Sunday, July 22, 2007

Making acquaintances

I just wanted to get through the checkout line.

It was the first time I'd been away from Champ in nine months and three weeks and I wanted to get back home.

I had taken Ittybit on an adventure to the grocery store and left the boy with my parents. It was only a mile away but it felt like a million. Usually a grocery store adventure entails racing up and down the aisles in the souped up shopping cart, and getting only half of what we intended to purchase. Sometimes it means getting a few unintended items, such as Hershey's Kisses, too. On this day, however, I was on a mission: hydrogen peroxide (or as Ittybit pronounces it "Higher Than Rock Slide") and some special ice cream for a good little girl.

Since the open checkout lanes were few and long, I steared us toward the self-serve aisle with our two items. While I was trying pitifully to scan the barcode of the brown bottle an elderly man in a motorized shopping cart wheeled up behind us.

"May I talk to your daughter," he asked quietly. "I have girls, too," he said, "but they're 14 and 16 now."

He was obviously a grandfather. His name was Tom. It was also obvious that he finds the little ones to be oodles of fun.

Ittybit and he spoke for a long time. He asked her age, and what she liked to do. She largely ignored his questions and answered with a random assortment of thoughts of her own.

She told him "people always say 'congratulations' when you have a new baby at home like I do."

He couldn't believe his ears. "Did she just say that? Wow! She's quite a fine speaker. How old is she did you say?"

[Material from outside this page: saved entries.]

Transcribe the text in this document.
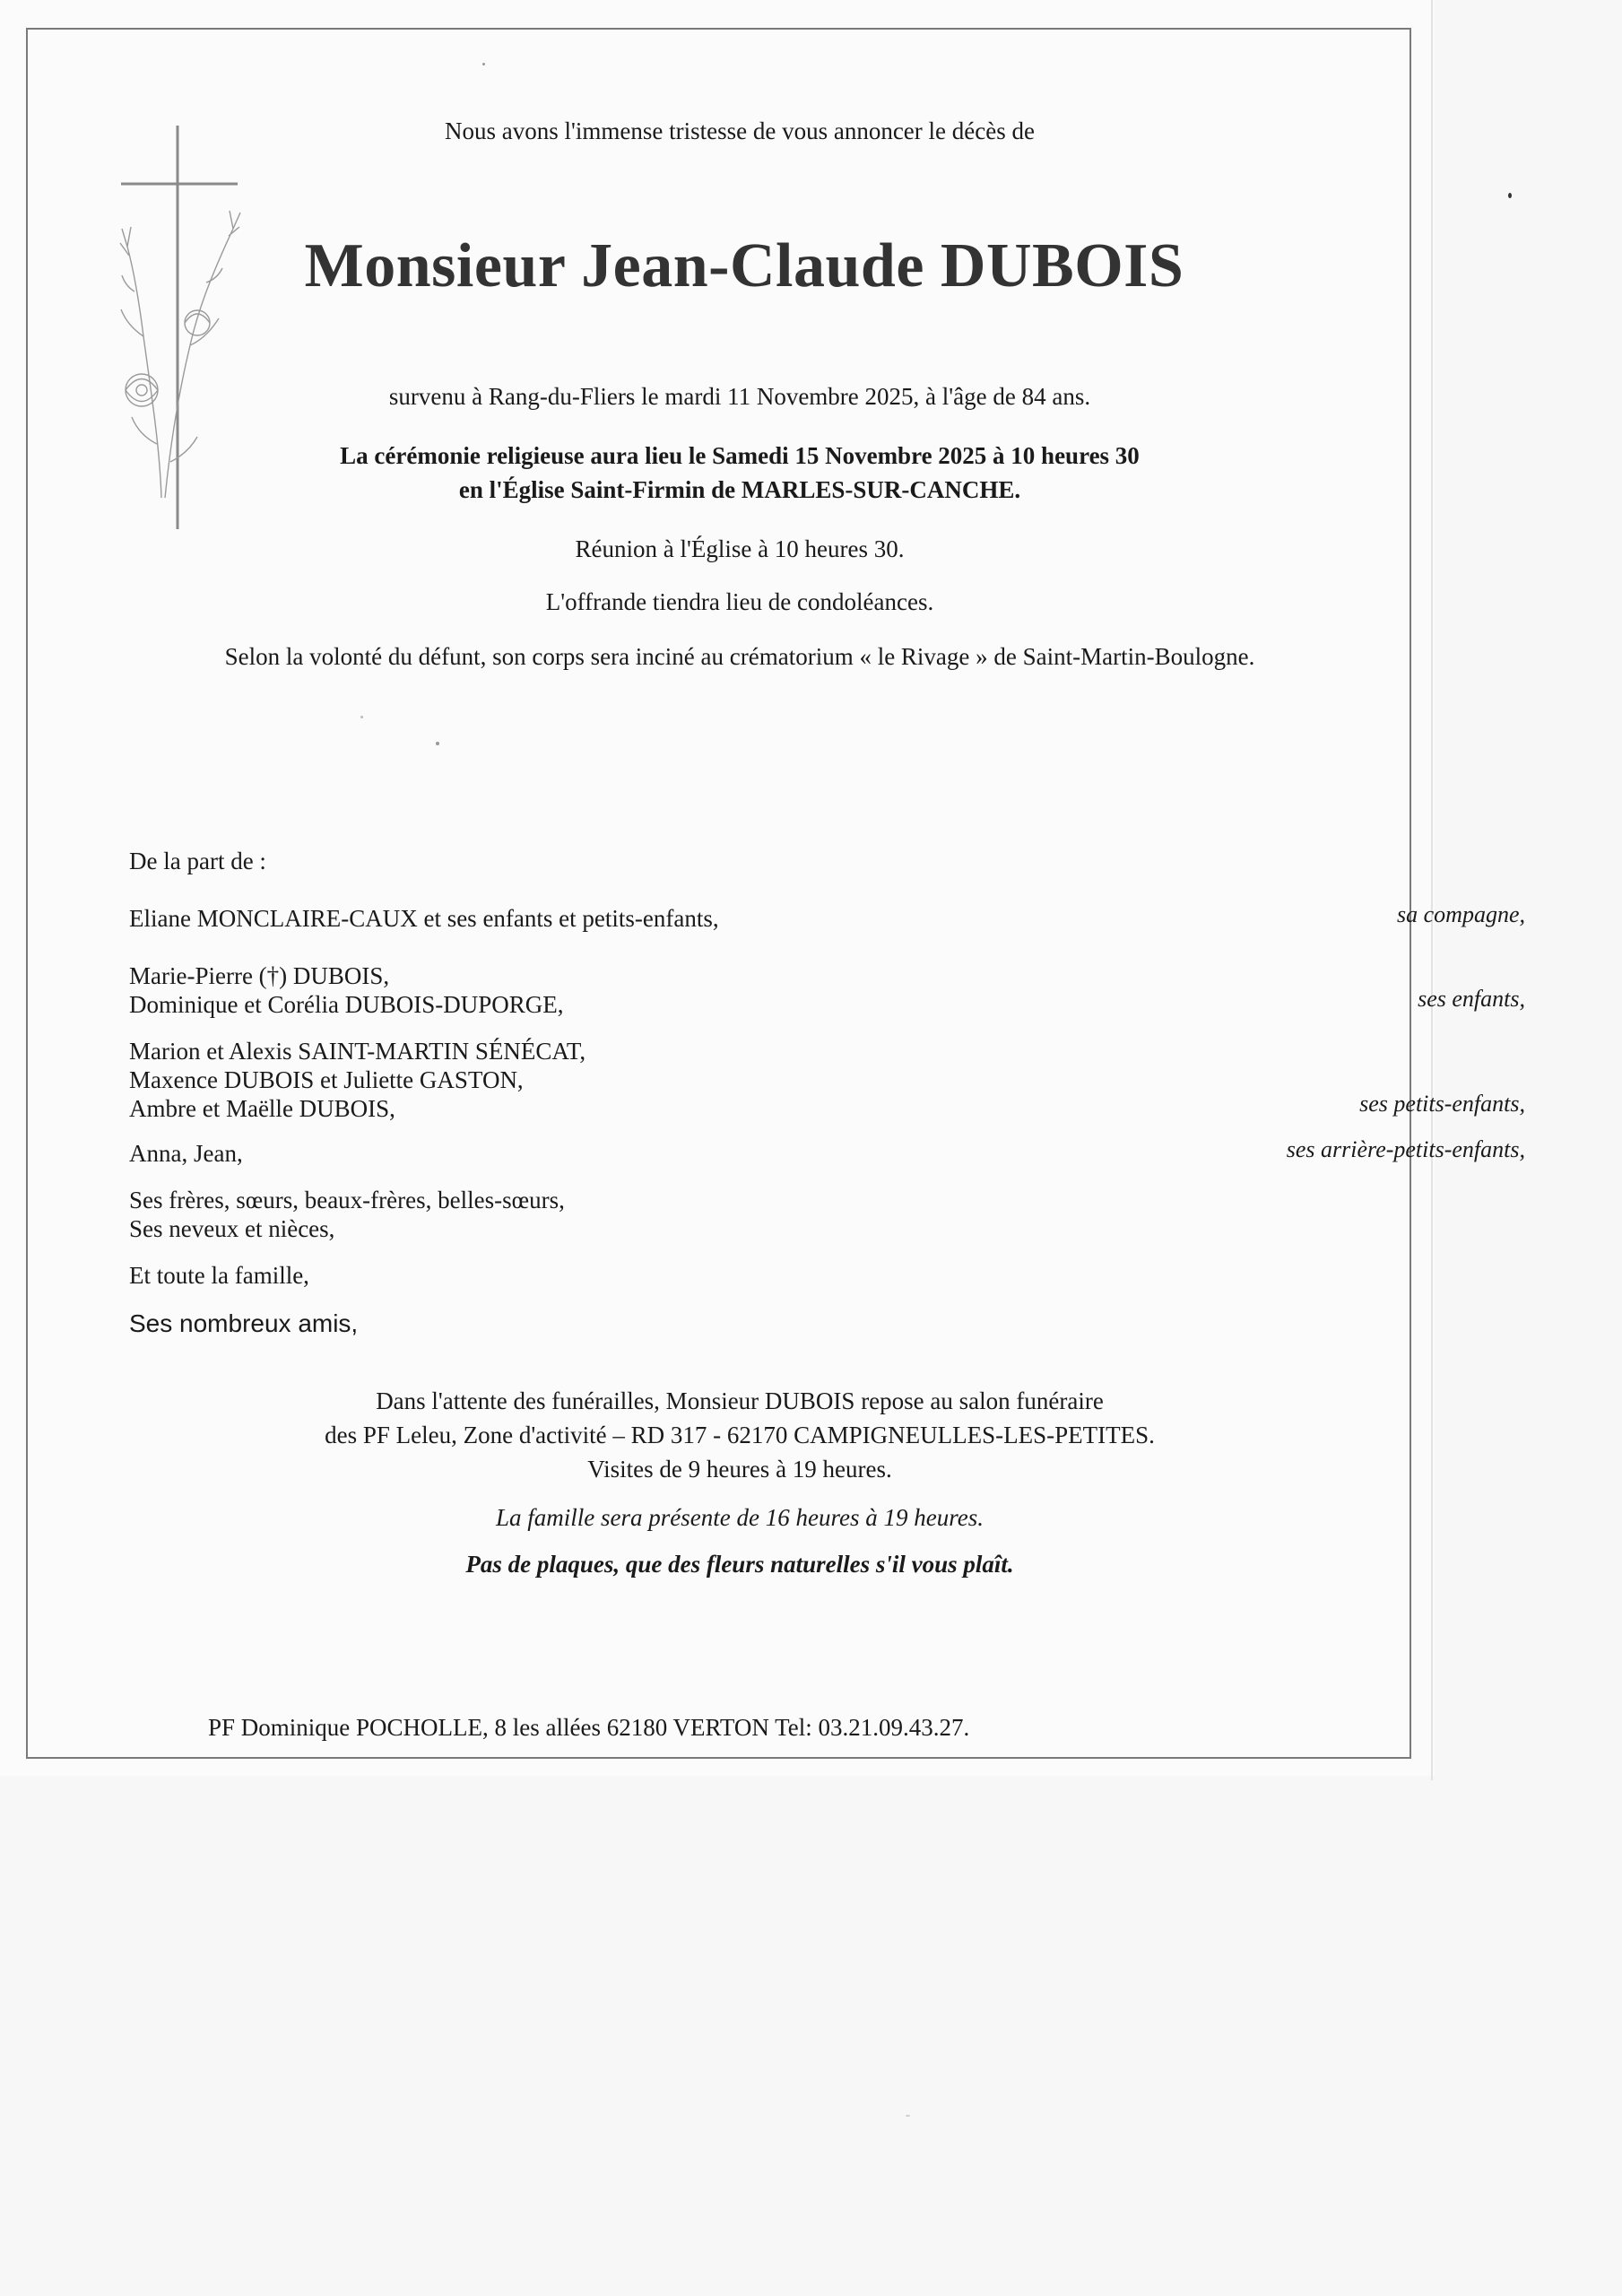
Nous avons l'immense tristesse de vous annoncer le décès de
Monsieur Jean-Claude DUBOIS
survenu à Rang-du-Fliers le mardi 11 Novembre 2025, à l'âge de 84 ans.
La cérémonie religieuse aura lieu le Samedi 15 Novembre 2025 à 10 heures 30
en l'Église Saint-Firmin de MARLES-SUR-CANCHE.
Réunion à l'Église à 10 heures 30.
L'offrande tiendra lieu de condoléances.
Selon la volonté du défunt, son corps sera inciné au crématorium « le Rivage » de Saint-Martin-Boulogne.
De la part de :
Eliane MONCLAIRE-CAUX et ses enfants et petits-enfants,	sa compagne,
Marie-Pierre (†) DUBOIS,
Dominique et Corélia DUBOIS-DUPORGE,	ses enfants,
Marion et Alexis SAINT-MARTIN SÉNÉCAT,
Maxence DUBOIS et Juliette GASTON,
Ambre et Maëlle DUBOIS,	ses petits-enfants,
Anna, Jean,	ses arrière-petits-enfants,
Ses frères, sœurs, beaux-frères, belles-sœurs,
Ses neveux et nièces,
Et toute la famille,
Ses nombreux amis,
Dans l'attente des funérailles, Monsieur DUBOIS repose au salon funéraire
des PF Leleu, Zone d'activité – RD 317 - 62170 CAMPIGNEULLES-LES-PETITES.
Visites de 9 heures à 19 heures.
La famille sera présente de 16 heures à 19 heures.
Pas de plaques, que des fleurs naturelles s'il vous plaît.
PF Dominique POCHOLLE, 8 les allées 62180 VERTON Tel: 03.21.09.43.27.
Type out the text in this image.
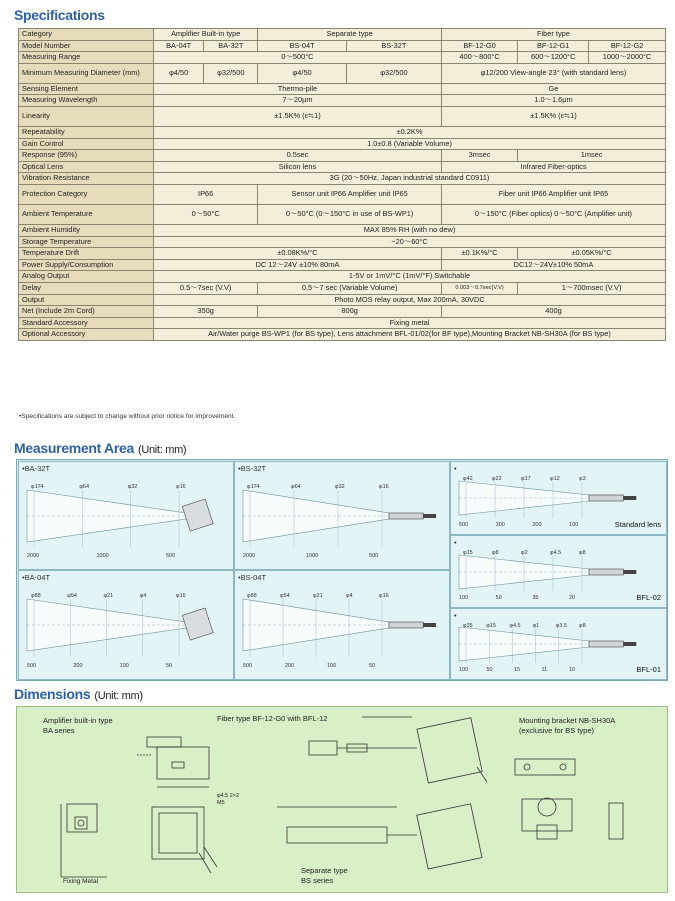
Specifications
Category	Amplifier Built-in type		Separate type		Fiber type		
Model Number	BA-04T	BA-32T	BS-04T	BS-32T	BF-12-G0	BF-12-G1	BF-12-G2
Measuring Range	0～500°C				400～800°C	600～1200°C	1000～2000°C
Minimum Measuring Diameter (mm)	φ4/50	φ32/500	φ4/50	φ32/500	φ12/200 View-angle 23° (with standard lens)		
Sensing Element	Thermo-pile				Ge		
Measuring Wavelength	7～20μm				1.0～1.6μm		
Linearity	±1.5K% (ε≒1)				±1.5K% (ε≒1)		
Repeatability	±0.2K%						
Gain Control	1.0±0.8 (Variable Volume)						
Response (95%)	0.5sec				3msec	1msec	
Optical Lens	Silicon lens				Infrared Fiber-optics		
Vibration Resistance	3G (20～50Hz, Japan industrial standard C0911)						
Protection Category	IP66		Sensor unit IP66 Amplifier unit IP65		Fiber unit IP66 Amplifier unit IP65		
Ambient Temperature	0～50°C		0～50°C (0～150°C in use of BS-WP1)		0～150°C (Fiber optics) 0～50°C (Amplifier unit)		
Ambient Humidity	MAX 85% RH (with no dew)						
Storage Temperature	−20～60°C						
Temperature Drift	±0.08K%/°C				±0.1K%/°C	±0.05K%/°C	
Power Supply/Consumption	DC 12～24V ±10% 80mA				DC12～24V±10% 50mA		
Analog Output	1-5V or 1mV/°C (1mV/°F) Switchable						
Delay	0.5～7sec (V.V)		0.5～7 sec (Variable Volume)		0.003～0.7sec(V.V)	1～700msec (V.V)	
Output	Photo MOS relay output, Max 200mA, 30VDC						
Net (Include 2m Cord)	350g		800g		400g		
Standard Accessory	Fixing metal						
Optional Accessory	Air/Water purge BS-WP1 (for BS type), Lens attachment BFL-01/02(for BF type),Mounting Bracket NB-SH30A (for BS type)						
•Specifications are subject to change without prior notice for improvement.
Measurement Area (Unit: mm)
φ174	φ64	φ32	φ16
2000	1000	500
•BA-32T
φ174	φ64	φ32	φ16
2000	1000	500
•BS-32T
φ88	φ54	φ21	φ4	φ16
500	200	100	50
•BA-04T
φ88	φ54	φ21	φ4	φ16
500	200	100	50
•BS-04T
φ42	φ22	φ17	φ12	φ3
500	300	200	100
•
Standard lens
φ15	φ8	φ2	φ4.5	φ8
100	50	35	20
•
BFL-02
φ35 φ15 φ4.5 φ1	φ3.5 φ8
100	50	15	11	10
•
BFL-01
Dimensions (Unit: mm)
Amplifier built-in type
BA series
Fiber type BF-12-G0 with BFL-12	Mounting bracket NB-SH30A
(exclusive for BS type)
Separate type
BS series
Fixing Metal
φ4.5 2×2 M5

"My baby doesn't eat ice cream yet but when he does I'm going to show him how. I'm a big sister you know."

"That's marvelous," he replied, winking at me and telling me about his grandchildren who were currently traveling without him. "She's at a wonderful age ... my favorite age."

Then she had a few questions of her own. "Are you shopping for groceries? I see you have bananas. I like bananas but we don't need any. We have some home. Where are you going now? Do you like ice cream?"

Years ago I'm sure I might have been embarrassed by the 20 questions. I might have tried to shush her and continue my fruitless endeavor to get the self-checker to acknowledge my existence. But the magical force that draws people to small children draws me in, too. Of course I noticed how friendly people are when you have a newborn. They ooh and ah and tell you all sorts of things about themselves. Babies are a ticket to making acquaintances. They are the impetus to approach a stranger and smile, something so few of us ever do anymore.

The internet hasn't necessarily taken away our ability to relate to one another in face to face, but I'm not sure how it will make real life meetings any easier. While some would tell you anonymity makes us ill-mannered out in cyberspace, others, especially those who are shy, can be something they are not in real life: personable and brave. The sad thing is that while we're honing our skills in a virtual world after the kids go to sleep, in the grocery store we never meet anyone. We don't even have to practice etiquette with cashiers thanks to the miracle of un-manned merchandizing.

And yet the magic of children only lasts so long. When they grow up, like Tom's grandkids have done, your little family unit becomes invisible again or worse, temper tantrums and hormonal outbursts give folks something to sneer at.

I was thinking about all this when Tom announced he had to go. He still had items to get and he could sense we had somewhere else to be. "Well, sweetie, I have to go now but I do hope to see you next time."

Ittybit said goodbye, but she must have been thinking about the encounter just as I had been, because she stopped him to ask if we were "making his acquaintance?"

I thought I was going to swallow my teeth when she came out with that little nugget of wisdom, then I looked and him and realized he looked like he was about to swallow his, too.

"I really, really hope to see you again," he told her. And I hoped so, too.